Involve Technical Universities in AfCFTA Implementation – STU Council Chair
Ing. Dr. Kwame Agyeman Boakye, Chairman of the Sunyani Technical University (STU) Governing Council, says technical universities must be deeply involved in Ghana’s drive to take advantage of the African Continental Free Trade Area (AfCFTA), the flagship programme aimed at boosting intra-African trade. In his view, since Ghana’s Technical Universities are strategically positioned throughout the country, they are the natural technology nodes for national development.
“Thus, properly oriented, they could be major promoters and catalysts for any national development thrusts such as the Government’s One District, One Factory, One Village, One Dam, One Household, One Toilet, or in general 1X1Y, as well as become a strong platform for Ghana Beyond Aid”, he said this at the 15th Congregation of STU held over the weekend.
Ing Dr Boakye stated that where there is no production, trade soon becomes empty, the capabilities of the technical universities can also be applied to help to break the African paradox of the coexistence of wealth and poverty by adding value to the variety of mineral and natural resources that abound in Ghana and across the whole continent, even beyond AfCFTA.
He said: "By doing so we will simultaneously address the challenge of Africa having the youngest population among all continents with a high percentage of talented youth, but without the capacity to optimally convert the abundant stock of energy to employable skills."
"To help the Technical Universities to successfully play their national role, we must work consciously to ensure that they are appropriately directed, resourced, supported, and managed. Among others, they require modern practical training centers and facilities in support of their mission", the STU Council chair further noted.
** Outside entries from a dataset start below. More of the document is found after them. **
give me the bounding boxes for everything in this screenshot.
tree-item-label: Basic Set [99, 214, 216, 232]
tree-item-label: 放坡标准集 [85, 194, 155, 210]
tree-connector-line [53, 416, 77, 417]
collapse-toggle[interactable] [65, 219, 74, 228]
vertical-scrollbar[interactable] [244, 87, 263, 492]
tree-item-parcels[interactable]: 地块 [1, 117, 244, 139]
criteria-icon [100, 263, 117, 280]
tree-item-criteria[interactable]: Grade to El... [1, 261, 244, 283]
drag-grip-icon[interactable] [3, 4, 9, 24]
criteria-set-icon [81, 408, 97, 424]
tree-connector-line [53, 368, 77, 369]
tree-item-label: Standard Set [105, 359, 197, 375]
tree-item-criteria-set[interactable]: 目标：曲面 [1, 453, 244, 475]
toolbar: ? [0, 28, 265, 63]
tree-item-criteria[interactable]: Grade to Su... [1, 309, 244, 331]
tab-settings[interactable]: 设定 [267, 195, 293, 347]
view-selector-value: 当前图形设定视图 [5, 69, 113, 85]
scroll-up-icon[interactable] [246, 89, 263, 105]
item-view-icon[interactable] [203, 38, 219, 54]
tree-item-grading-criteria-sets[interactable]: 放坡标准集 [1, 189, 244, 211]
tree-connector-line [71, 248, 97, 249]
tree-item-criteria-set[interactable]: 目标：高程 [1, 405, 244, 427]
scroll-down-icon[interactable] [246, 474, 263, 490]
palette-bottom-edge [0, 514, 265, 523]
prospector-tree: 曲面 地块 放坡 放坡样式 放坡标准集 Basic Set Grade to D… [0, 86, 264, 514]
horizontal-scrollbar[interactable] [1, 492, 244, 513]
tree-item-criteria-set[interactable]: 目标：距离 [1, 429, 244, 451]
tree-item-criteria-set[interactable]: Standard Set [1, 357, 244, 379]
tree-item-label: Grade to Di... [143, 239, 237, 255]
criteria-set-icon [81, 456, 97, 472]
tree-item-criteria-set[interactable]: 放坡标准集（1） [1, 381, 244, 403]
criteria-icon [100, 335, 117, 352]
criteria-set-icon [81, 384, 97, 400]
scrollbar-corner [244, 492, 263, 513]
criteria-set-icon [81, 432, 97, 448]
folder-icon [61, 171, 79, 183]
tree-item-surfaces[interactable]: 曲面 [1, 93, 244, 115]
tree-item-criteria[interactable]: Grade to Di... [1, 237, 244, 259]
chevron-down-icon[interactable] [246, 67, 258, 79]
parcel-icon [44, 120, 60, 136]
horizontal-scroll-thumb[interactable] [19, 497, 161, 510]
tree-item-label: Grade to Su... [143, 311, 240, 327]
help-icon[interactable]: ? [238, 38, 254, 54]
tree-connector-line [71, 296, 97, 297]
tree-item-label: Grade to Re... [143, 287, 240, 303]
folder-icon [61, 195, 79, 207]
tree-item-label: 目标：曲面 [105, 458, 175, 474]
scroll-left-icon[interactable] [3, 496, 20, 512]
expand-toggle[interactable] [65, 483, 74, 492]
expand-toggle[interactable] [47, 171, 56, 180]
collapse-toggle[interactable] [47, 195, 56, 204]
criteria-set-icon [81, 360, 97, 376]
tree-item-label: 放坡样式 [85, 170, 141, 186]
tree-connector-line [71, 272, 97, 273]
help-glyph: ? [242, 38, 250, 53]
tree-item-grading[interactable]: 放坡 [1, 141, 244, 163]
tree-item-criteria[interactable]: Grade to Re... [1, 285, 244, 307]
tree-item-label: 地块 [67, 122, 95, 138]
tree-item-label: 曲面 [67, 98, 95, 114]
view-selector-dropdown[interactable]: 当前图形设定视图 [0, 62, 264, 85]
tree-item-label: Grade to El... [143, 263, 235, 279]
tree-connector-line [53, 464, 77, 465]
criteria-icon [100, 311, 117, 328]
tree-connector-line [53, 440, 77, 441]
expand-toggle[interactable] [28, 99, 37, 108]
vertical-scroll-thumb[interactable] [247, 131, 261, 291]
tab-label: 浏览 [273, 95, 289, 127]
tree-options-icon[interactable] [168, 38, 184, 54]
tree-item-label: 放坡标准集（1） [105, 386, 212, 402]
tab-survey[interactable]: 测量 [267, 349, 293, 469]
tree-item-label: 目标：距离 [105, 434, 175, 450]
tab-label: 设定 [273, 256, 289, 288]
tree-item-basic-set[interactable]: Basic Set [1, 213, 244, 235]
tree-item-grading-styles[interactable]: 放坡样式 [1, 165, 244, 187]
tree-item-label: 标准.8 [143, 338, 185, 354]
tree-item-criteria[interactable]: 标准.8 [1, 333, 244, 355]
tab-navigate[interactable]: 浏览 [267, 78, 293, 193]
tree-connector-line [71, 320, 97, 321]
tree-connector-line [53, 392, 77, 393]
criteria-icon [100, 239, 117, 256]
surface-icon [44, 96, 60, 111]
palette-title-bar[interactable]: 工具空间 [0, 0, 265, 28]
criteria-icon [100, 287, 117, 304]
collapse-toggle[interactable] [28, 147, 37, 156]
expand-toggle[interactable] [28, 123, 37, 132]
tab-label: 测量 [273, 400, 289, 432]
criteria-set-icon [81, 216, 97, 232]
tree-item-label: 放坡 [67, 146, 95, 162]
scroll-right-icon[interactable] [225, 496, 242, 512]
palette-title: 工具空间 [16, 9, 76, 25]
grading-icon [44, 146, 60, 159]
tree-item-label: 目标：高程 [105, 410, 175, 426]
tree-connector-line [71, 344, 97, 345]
He also said collaboration with industry is critical as both lecturers and students need opportunities for industrial experience, adding that "workshops and conferences in science, technology, engineering, and innovation-related areas can help to update knowledge on current developments in industry relevant to academic work and equip faculty with the needed skills and knowledge to teach and ensure that students become competitive in the job market on completion of their program of study.”
According to Ing. Dr. Boakye, Technical Universities are expected to offer students the requisite practical training in specific disciplines that would mold them into resourceful innovators and entrepreneurs.
He said the education is expected to be practical and forward-looking in approach, to train students who can create jobs rather than rely on the Government for employment, and as such TVET has long been acknowledged as a vital part of human resource development and a critical tool for socio-economic development.
"Furthermore, it can be a significant driver in achieving the UN Sustainable Development Goals (SDGs), such as reducing poverty, expanding opportunities for lifelong learning, and creating jobs and decent work for all", he stated.
"The Technical Universities are, therefore, expected to play a major national role in promoting and leading the practical application of Science, Technology, and Engineering in Ghana. These, undoubtedly, are the critical drivers for the socio-economic development of any country and have helped to transform societies to provide significantly improved living conditions" he again said.
Thus, our Technical Universities should be in the lead to make Ghana modern and competitive on the global level. This, I view as a national duty that we at STU and the other Technical Universities must continuously rededicate ourselves to. There is no better occasion than Congregation to remind ourselves of that commitment.